Is this extension of Goldbach's conjecture obviously false?
Goldbach's conjecture is:
Every even integer greater than $2$ can be expressed as the sum of two primes.
Extension of Goldbach's conjecture is:
Every number from $p\mathbb{Z}$ greater than $p$ can be expressed as the sum of $p$ primes
where $p\mathbb{Z}=\lbrace 0, \pm p, \pm 2p, \pm3p,\dots\rbrace$.
You can find a counterexamples?
For example if $p=5$:
- $10=2+2+2+2+2$
- $15=3+3+3+3+3$
- $20=2+3+3+5+7$
- ...
- $100=47+2+17+17+17$
Who can make this programming?
First of all we will assume that the Goldbach's conjecture is true, so given an integer $n=kp$ with $k\geq 4$ ($k=3,2$ are easy), we will prove that $n$ is the sum of $p$ primes.
If $p=2,$ it's the Goldbach's conjecture and it's true, so we can assume that $p>2$.

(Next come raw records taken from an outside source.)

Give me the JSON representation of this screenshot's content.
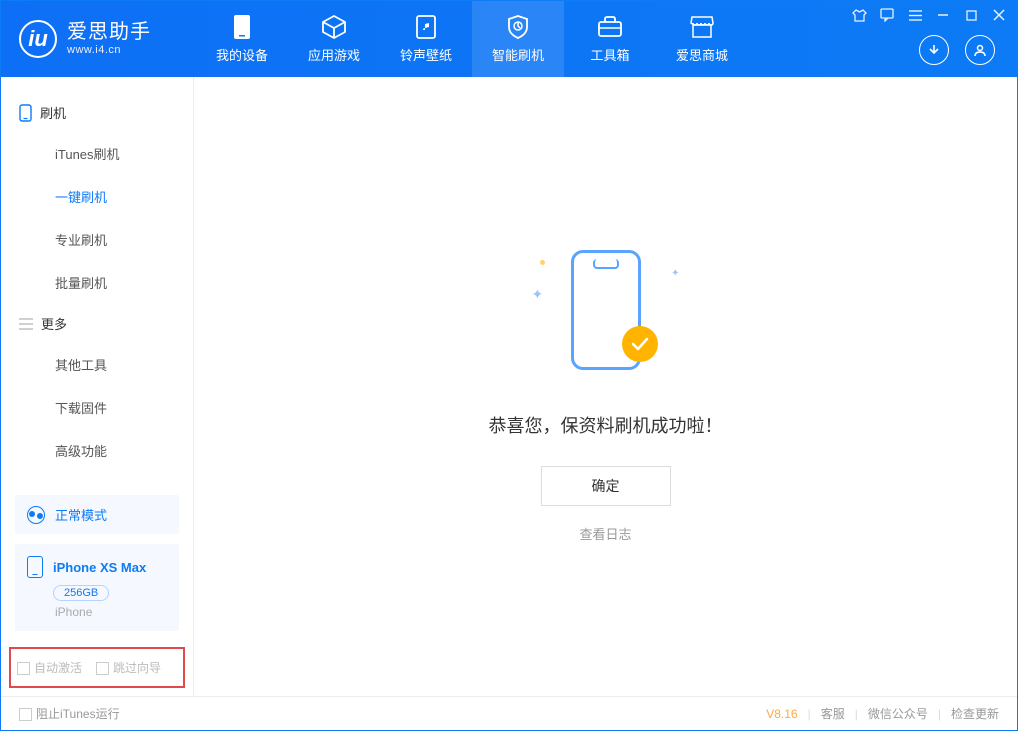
{
  "app": {
    "title": "爱思助手",
    "subtitle": "www.i4.cn"
  },
  "nav": [
    {
      "label": "我的设备",
      "icon": "device"
    },
    {
      "label": "应用游戏",
      "icon": "cube"
    },
    {
      "label": "铃声壁纸",
      "icon": "music"
    },
    {
      "label": "智能刷机",
      "icon": "shield",
      "active": true
    },
    {
      "label": "工具箱",
      "icon": "toolbox"
    },
    {
      "label": "爱思商城",
      "icon": "store"
    }
  ],
  "sidebar": {
    "group1": {
      "title": "刷机"
    },
    "items1": [
      {
        "label": "iTunes刷机"
      },
      {
        "label": "一键刷机",
        "active": true
      },
      {
        "label": "专业刷机"
      },
      {
        "label": "批量刷机"
      }
    ],
    "group2": {
      "title": "更多"
    },
    "items2": [
      {
        "label": "其他工具"
      },
      {
        "label": "下载固件"
      },
      {
        "label": "高级功能"
      }
    ],
    "mode": "正常模式",
    "device": {
      "name": "iPhone XS Max",
      "storage": "256GB",
      "type": "iPhone"
    },
    "options": {
      "autoActivate": "自动激活",
      "skipGuide": "跳过向导"
    }
  },
  "main": {
    "successMessage": "恭喜您，保资料刷机成功啦！",
    "okButton": "确定",
    "viewLog": "查看日志"
  },
  "status": {
    "blockItunes": "阻止iTunes运行",
    "version": "V8.16",
    "support": "客服",
    "wechat": "微信公众号",
    "checkUpdate": "检查更新"
  }
}
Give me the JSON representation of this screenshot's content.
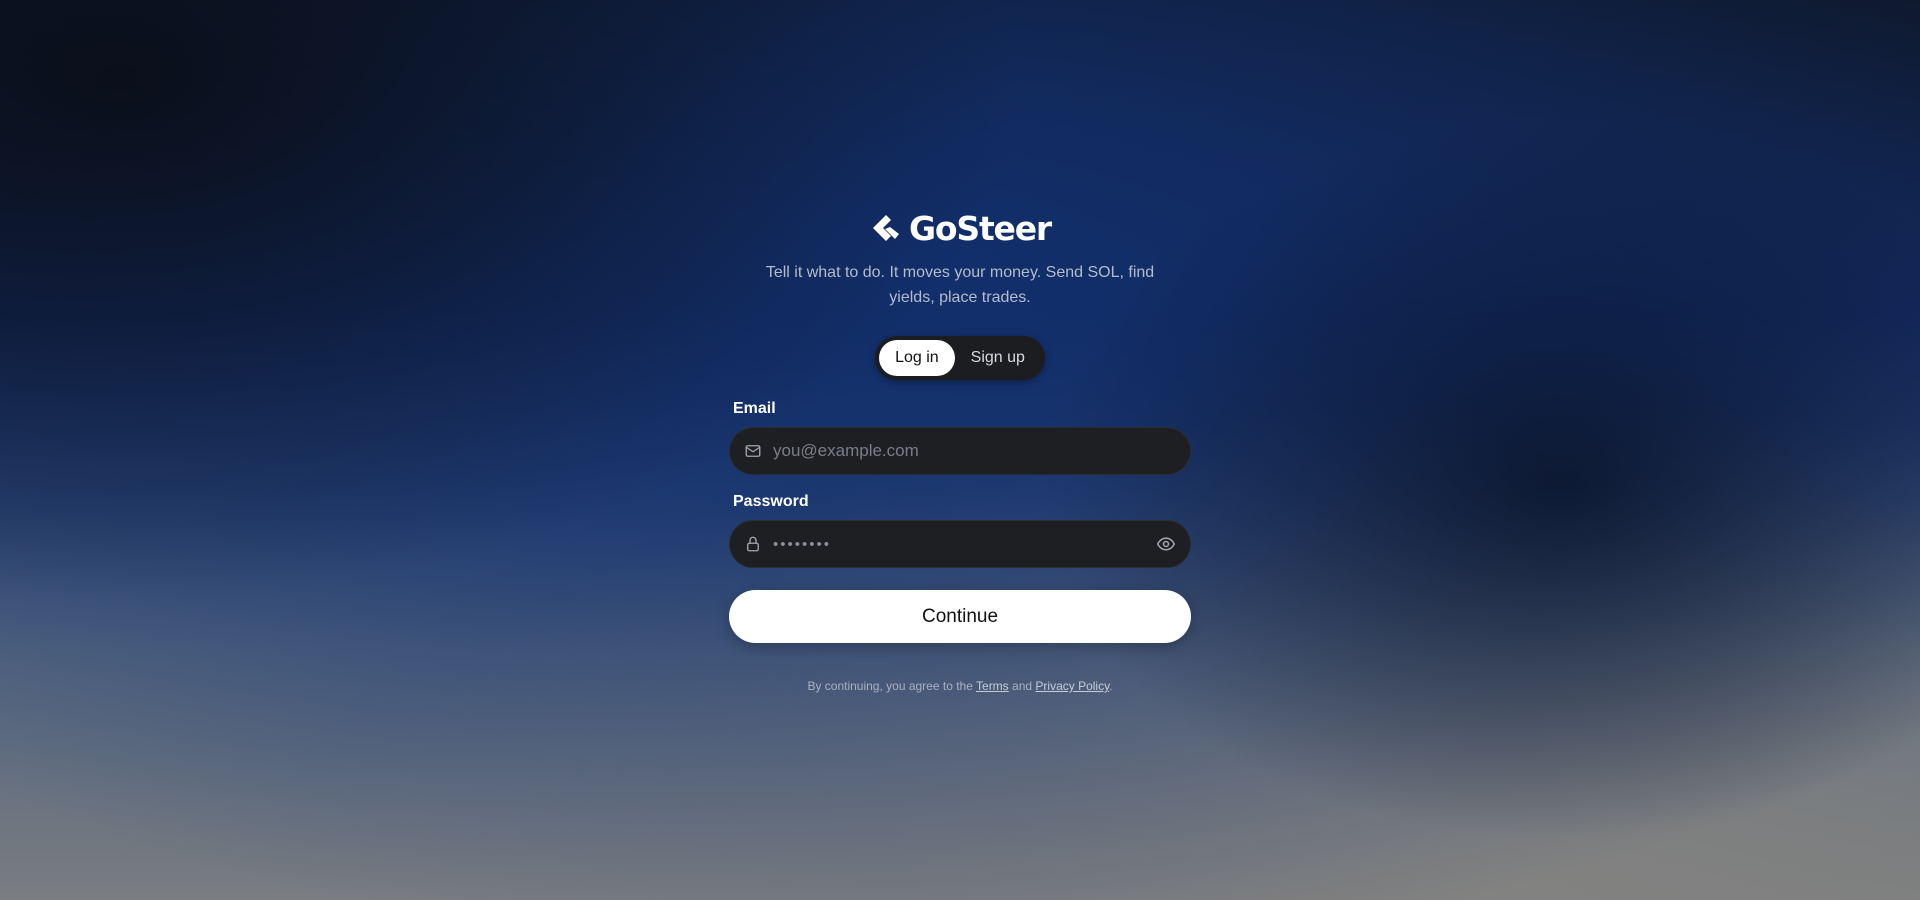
{
  "brand": {
    "name": "GoSteer",
    "tagline": "Tell it what to do. It moves your money. Send SOL, find yields, place trades."
  },
  "auth_toggle": {
    "login_label": "Log in",
    "signup_label": "Sign up",
    "active": "login"
  },
  "form": {
    "email": {
      "label": "Email",
      "placeholder": "you@example.com",
      "value": "",
      "icon": "mail-icon"
    },
    "password": {
      "label": "Password",
      "placeholder": "••••••••",
      "value": "",
      "icon": "lock-icon",
      "toggle_icon": "eye-icon"
    },
    "submit_label": "Continue"
  },
  "legal": {
    "prefix": "By continuing, you agree to the",
    "terms_label": "Terms",
    "conjunction": "and",
    "privacy_label": "Privacy Policy",
    "suffix": "."
  },
  "colors": {
    "accent": "#ffffff",
    "input_bg": "#1e1f23",
    "toggle_bg": "#1c1d21",
    "muted_text": "#b4bccb"
  }
}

Case 1 If $n$ is even, let's write $$n=\underbrace{2+\cdots+2}_{p-2}+(n-2(p-2)),$$ and because $(n-2(p-2))=(k-2)p+4\geq4$ and it's even, then it can expressed as the sum of two primes. Hence, $n$ is the sum of $p$ primes.
Case 2 If $n$ is odd, let's write $$n=3+\underbrace{2+\cdots+2}_{p-3}+(n-2(p-3)-3),$$ and because $(n-2(p-3)-3)=(k-2)p+3\geq4$ and it's even, then it can expressed as the sum of two primes. Hence, $n$ is the sum of $p$ primes.
So we proved the following statement: $$\text{Goldbach's conjecture} \implies \text{Extension of Goldbach's conjecture}$$
But Goldbach's conjecture is a particular case of the extension of Goldbach's conjecture (when $p=2$), hence: $$\text{Goldbach's conjecture} \iff \text{Extension of Goldbach's conjecture}$$
Conclusion The extension of Goldbach's conjecture as you define it is equivalent to the Goldbach's conjecture itself, and hence no one will ever find a counterexample or prove it unless (s)he solves Goldbach's conjecture.
Suppose Goldbach is true. Let n be your candidate number. Then either n is even or odd. If even, then it is the sum of 2 primes. If odd then n - 3 is even so n is the sum of 3 primes. In no case would you need more than 3 primes.